The Undue Influence of Surveillance Technology Companies on Policing

September 12, 2017 7:00 pm

On Tuesday, September 12, the Tech/Law Colloquium welcomes Elizabeth Joh, a professor of law at the University of California-Davis. Professor Joh has written widely about policing, technology, and surveillance. Her scholarship has appeared in the Stanford Law Review, the California Law Review, the Northwestern University Law Review, the Harvard Law Review Forum, and the University of Pennsylvania Law Review Online. She has also provided commentary for the Los Angeles Times, Slate, and the New York Times.

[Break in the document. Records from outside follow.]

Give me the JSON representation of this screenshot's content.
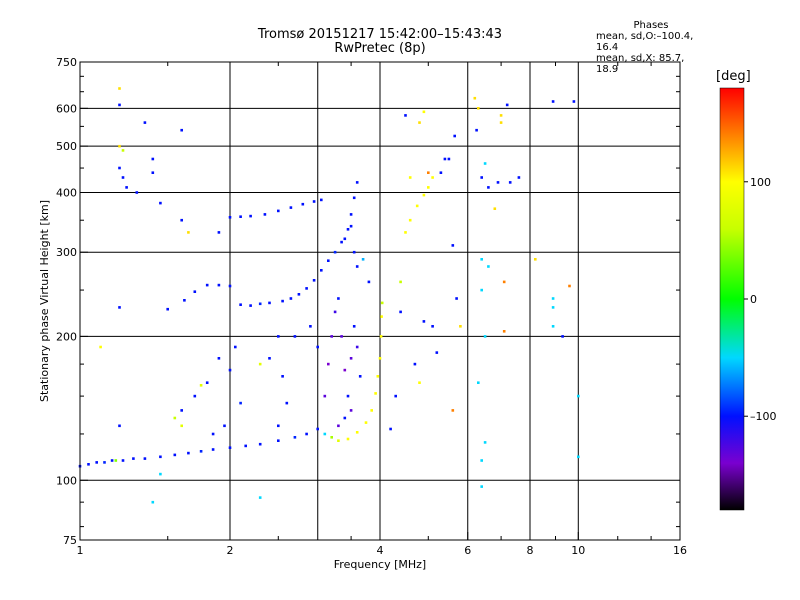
{
  "header": {
    "title_line1": "Tromsø 20151217 15:42:00–15:43:43",
    "title_line2": "RwPretec (8p)"
  },
  "phases_box": {
    "title": "Phases",
    "line1": "mean, sd,O:–100.4, 16.4",
    "line2": "mean, sd,X:  85.7, 18.9"
  },
  "colorbar": {
    "unit_label": "[deg]",
    "range": [
      -180,
      180
    ],
    "ticks": [
      {
        "value": 100,
        "label": "100"
      },
      {
        "value": 0,
        "label": "0"
      },
      {
        "value": -100,
        "label": "–100"
      }
    ],
    "colors": [
      {
        "value": -180,
        "color": "#000000"
      },
      {
        "value": -140,
        "color": "#7a00d0"
      },
      {
        "value": -100,
        "color": "#0010ff"
      },
      {
        "value": -50,
        "color": "#00d8ff"
      },
      {
        "value": 0,
        "color": "#00ff00"
      },
      {
        "value": 60,
        "color": "#c8ff00"
      },
      {
        "value": 100,
        "color": "#ffff00"
      },
      {
        "value": 140,
        "color": "#ff8000"
      },
      {
        "value": 180,
        "color": "#ff0000"
      }
    ]
  },
  "chart_data": {
    "type": "scatter",
    "xlabel": "Frequency [MHz]",
    "ylabel": "Stationary phase Virtual Height [km]",
    "x_scale": "log",
    "y_scale": "log",
    "xlim": [
      1,
      16
    ],
    "ylim": [
      75,
      750
    ],
    "x_ticks": [
      {
        "value": 1,
        "label": "1"
      },
      {
        "value": 2,
        "label": "2"
      },
      {
        "value": 4,
        "label": "4"
      },
      {
        "value": 6,
        "label": "6"
      },
      {
        "value": 8,
        "label": "8"
      },
      {
        "value": 10,
        "label": "10"
      },
      {
        "value": 16,
        "label": "16"
      }
    ],
    "x_gridlines": [
      1,
      2,
      3,
      4,
      6,
      8,
      10,
      16
    ],
    "x_minor_ticks": [
      1.5,
      2.5,
      3.5,
      5,
      7,
      9,
      12,
      14
    ],
    "y_ticks": [
      {
        "value": 75,
        "label": "75"
      },
      {
        "value": 100,
        "label": "100"
      },
      {
        "value": 200,
        "label": "200"
      },
      {
        "value": 300,
        "label": "300"
      },
      {
        "value": 400,
        "label": "400"
      },
      {
        "value": 500,
        "label": "500"
      },
      {
        "value": 600,
        "label": "600"
      },
      {
        "value": 750,
        "label": "750"
      }
    ],
    "y_gridlines": [
      100,
      200,
      300,
      400,
      500,
      600
    ],
    "y_minor_ticks": [
      80,
      90,
      125,
      150,
      175,
      250,
      350,
      450,
      550,
      650,
      700
    ],
    "grid": true,
    "series": [
      {
        "points": [
          [
            1.0,
            107,
            -100
          ],
          [
            1.04,
            108,
            -100
          ],
          [
            1.08,
            109,
            -100
          ],
          [
            1.12,
            109,
            -95
          ],
          [
            1.16,
            110,
            -100
          ],
          [
            1.18,
            110,
            40
          ],
          [
            1.22,
            110,
            -100
          ],
          [
            1.28,
            111,
            -100
          ],
          [
            1.35,
            111,
            -100
          ],
          [
            1.45,
            112,
            -100
          ],
          [
            1.55,
            113,
            -100
          ],
          [
            1.65,
            114,
            -100
          ],
          [
            1.75,
            115,
            -95
          ],
          [
            1.85,
            116,
            -100
          ],
          [
            2.0,
            117,
            -100
          ],
          [
            2.15,
            118,
            -100
          ],
          [
            2.3,
            119,
            -100
          ],
          [
            2.5,
            121,
            -100
          ],
          [
            2.7,
            123,
            -95
          ],
          [
            2.85,
            125,
            -100
          ],
          [
            3.0,
            128,
            -100
          ]
        ]
      },
      {
        "points": [
          [
            2.1,
            233,
            -100
          ],
          [
            2.2,
            232,
            -100
          ],
          [
            2.3,
            234,
            -95
          ],
          [
            2.4,
            235,
            -100
          ],
          [
            2.55,
            237,
            -100
          ],
          [
            2.65,
            240,
            -100
          ],
          [
            2.75,
            245,
            -100
          ],
          [
            2.85,
            252,
            -100
          ],
          [
            2.95,
            262,
            -100
          ],
          [
            3.05,
            275,
            -100
          ],
          [
            3.15,
            288,
            -100
          ],
          [
            3.25,
            300,
            -95
          ],
          [
            3.35,
            315,
            -100
          ],
          [
            3.45,
            335,
            -100
          ],
          [
            3.5,
            360,
            -100
          ],
          [
            3.55,
            390,
            -100
          ],
          [
            3.6,
            420,
            -100
          ],
          [
            1.5,
            228,
            -100
          ],
          [
            1.62,
            238,
            -100
          ],
          [
            1.7,
            248,
            -100
          ],
          [
            1.8,
            256,
            -100
          ],
          [
            1.9,
            256,
            -100
          ],
          [
            2.0,
            255,
            -100
          ]
        ]
      },
      {
        "points": [
          [
            2.0,
            355,
            -100
          ],
          [
            2.1,
            356,
            -100
          ],
          [
            2.2,
            357,
            -100
          ],
          [
            2.35,
            360,
            -100
          ],
          [
            2.5,
            366,
            -100
          ],
          [
            2.65,
            372,
            -100
          ],
          [
            2.8,
            378,
            -100
          ],
          [
            2.95,
            383,
            -100
          ],
          [
            3.05,
            386,
            -100
          ]
        ]
      },
      {
        "points": [
          [
            3.1,
            125,
            -50
          ],
          [
            3.2,
            123,
            50
          ],
          [
            3.3,
            121,
            80
          ],
          [
            3.45,
            122,
            100
          ],
          [
            3.6,
            126,
            100
          ],
          [
            3.75,
            132,
            100
          ],
          [
            3.85,
            140,
            100
          ],
          [
            3.92,
            152,
            100
          ],
          [
            3.96,
            165,
            100
          ],
          [
            4.0,
            180,
            100
          ],
          [
            4.02,
            200,
            100
          ],
          [
            4.03,
            220,
            100
          ],
          [
            4.04,
            235,
            60
          ],
          [
            4.5,
            330,
            100
          ],
          [
            4.6,
            350,
            100
          ],
          [
            4.75,
            375,
            100
          ],
          [
            4.9,
            395,
            100
          ],
          [
            5.0,
            410,
            100
          ],
          [
            5.1,
            430,
            100
          ]
        ]
      },
      {
        "points": [
          [
            3.1,
            150,
            -130
          ],
          [
            3.15,
            175,
            -140
          ],
          [
            3.2,
            200,
            -130
          ],
          [
            3.25,
            225,
            -120
          ],
          [
            3.3,
            240,
            -100
          ],
          [
            3.35,
            200,
            -130
          ],
          [
            3.4,
            170,
            -140
          ],
          [
            3.45,
            150,
            -100
          ],
          [
            3.5,
            180,
            -130
          ],
          [
            3.55,
            210,
            -100
          ],
          [
            3.6,
            190,
            -120
          ],
          [
            3.65,
            165,
            -100
          ],
          [
            3.4,
            320,
            -100
          ],
          [
            3.5,
            340,
            -100
          ],
          [
            3.55,
            300,
            -100
          ],
          [
            3.6,
            280,
            -100
          ],
          [
            3.7,
            290,
            -60
          ],
          [
            3.8,
            260,
            -100
          ],
          [
            3.3,
            130,
            -130
          ],
          [
            3.4,
            135,
            -100
          ],
          [
            3.5,
            140,
            -130
          ]
        ]
      },
      {
        "points": [
          [
            1.6,
            140,
            -100
          ],
          [
            1.7,
            150,
            -100
          ],
          [
            1.8,
            160,
            -100
          ],
          [
            1.9,
            180,
            -100
          ],
          [
            2.0,
            170,
            -100
          ],
          [
            2.05,
            190,
            -100
          ],
          [
            1.95,
            130,
            -100
          ],
          [
            1.85,
            125,
            -100
          ],
          [
            2.4,
            180,
            -100
          ],
          [
            2.5,
            200,
            -100
          ],
          [
            2.55,
            165,
            -100
          ],
          [
            2.6,
            145,
            -100
          ],
          [
            2.5,
            130,
            -100
          ],
          [
            2.7,
            200,
            -100
          ],
          [
            2.9,
            210,
            -100
          ],
          [
            3.0,
            190,
            -100
          ],
          [
            2.1,
            145,
            -95
          ],
          [
            1.75,
            158,
            80
          ],
          [
            1.55,
            135,
            60
          ],
          [
            1.6,
            130,
            80
          ],
          [
            2.3,
            175,
            80
          ]
        ]
      },
      {
        "points": [
          [
            1.2,
            660,
            110
          ],
          [
            1.2,
            610,
            -100
          ],
          [
            1.2,
            500,
            110
          ],
          [
            1.22,
            490,
            60
          ],
          [
            1.2,
            450,
            -100
          ],
          [
            1.22,
            430,
            -100
          ],
          [
            1.24,
            410,
            -100
          ],
          [
            1.35,
            560,
            -100
          ],
          [
            1.4,
            470,
            -100
          ],
          [
            1.4,
            440,
            -100
          ],
          [
            1.3,
            400,
            -100
          ],
          [
            1.45,
            380,
            -100
          ],
          [
            1.6,
            540,
            -100
          ],
          [
            1.6,
            350,
            -100
          ],
          [
            1.2,
            230,
            -100
          ],
          [
            1.2,
            130,
            -100
          ],
          [
            1.1,
            190,
            100
          ],
          [
            1.4,
            90,
            -50
          ],
          [
            2.3,
            92,
            -50
          ],
          [
            1.45,
            103,
            -50
          ],
          [
            1.65,
            330,
            110
          ],
          [
            1.9,
            330,
            -100
          ],
          [
            4.4,
            260,
            60
          ],
          [
            4.4,
            225,
            -100
          ],
          [
            4.5,
            580,
            -100
          ],
          [
            4.6,
            430,
            100
          ],
          [
            4.8,
            560,
            110
          ],
          [
            4.9,
            590,
            100
          ],
          [
            5.0,
            440,
            140
          ],
          [
            5.3,
            440,
            -100
          ],
          [
            5.4,
            470,
            -100
          ],
          [
            5.5,
            470,
            -100
          ],
          [
            5.6,
            310,
            -100
          ],
          [
            5.65,
            525,
            -100
          ],
          [
            5.7,
            240,
            -100
          ],
          [
            5.8,
            210,
            110
          ],
          [
            6.2,
            630,
            110
          ],
          [
            6.3,
            600,
            110
          ],
          [
            6.25,
            540,
            -100
          ],
          [
            6.4,
            430,
            -100
          ],
          [
            6.5,
            460,
            -50
          ],
          [
            6.6,
            410,
            -100
          ],
          [
            6.4,
            290,
            -50
          ],
          [
            6.6,
            280,
            -50
          ],
          [
            6.4,
            250,
            -50
          ],
          [
            6.8,
            370,
            110
          ],
          [
            6.5,
            200,
            -50
          ],
          [
            6.3,
            160,
            -50
          ],
          [
            6.4,
            110,
            -50
          ],
          [
            6.5,
            120,
            -50
          ],
          [
            6.4,
            97,
            -50
          ],
          [
            6.9,
            420,
            -100
          ],
          [
            7.0,
            580,
            110
          ],
          [
            7.0,
            560,
            110
          ],
          [
            7.1,
            260,
            140
          ],
          [
            7.1,
            205,
            140
          ],
          [
            7.2,
            610,
            -100
          ],
          [
            7.3,
            420,
            -100
          ],
          [
            7.6,
            430,
            -100
          ],
          [
            8.2,
            290,
            110
          ],
          [
            8.9,
            240,
            -50
          ],
          [
            8.9,
            230,
            -50
          ],
          [
            8.9,
            210,
            -50
          ],
          [
            8.9,
            620,
            -100
          ],
          [
            9.3,
            200,
            -100
          ],
          [
            9.6,
            255,
            140
          ],
          [
            9.8,
            620,
            -100
          ],
          [
            10.0,
            150,
            -50
          ],
          [
            10.0,
            112,
            -50
          ],
          [
            5.6,
            140,
            140
          ],
          [
            5.2,
            185,
            -100
          ],
          [
            5.1,
            210,
            -100
          ],
          [
            4.9,
            215,
            -100
          ],
          [
            4.7,
            175,
            -100
          ],
          [
            4.8,
            160,
            100
          ],
          [
            4.2,
            128,
            -100
          ],
          [
            4.3,
            150,
            -100
          ]
        ]
      }
    ]
  }
}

Talk: The Undue Influence of Surveillance Technology Companies on Policing

Abstract: Conventional wisdom assumes that the police are in control of their investigative tools. But with surveillance technologies, this is not always the case. Increasingly, police departments are consumers of surveillance technologies that are created, sold, and controlled by private companies. These surveillance technology companies exercise an undue influence over the police today in ways that aren’t widely acknowledged, but that have enormous consequences for civil liberties and police oversight. Three seemingly unrelated examples -- stingray cellphone surveillance, body cameras, and big data software -- demonstrate varieties of this undue influence. These companies act out of private self-interest, but their decisions have considerable public impact. The harms of this private influence include the distortion of Fourth Amendment law, the undermining of accountability by design, and the erosion of transparency norms. This Essay demonstrates the increasing degree to which surveillance technology vendors can guide, shape, and limit policing in ways that are not widely recognized. Any vision of increased police accountability today cannot be complete without consideration of the role surveillance technology companies play.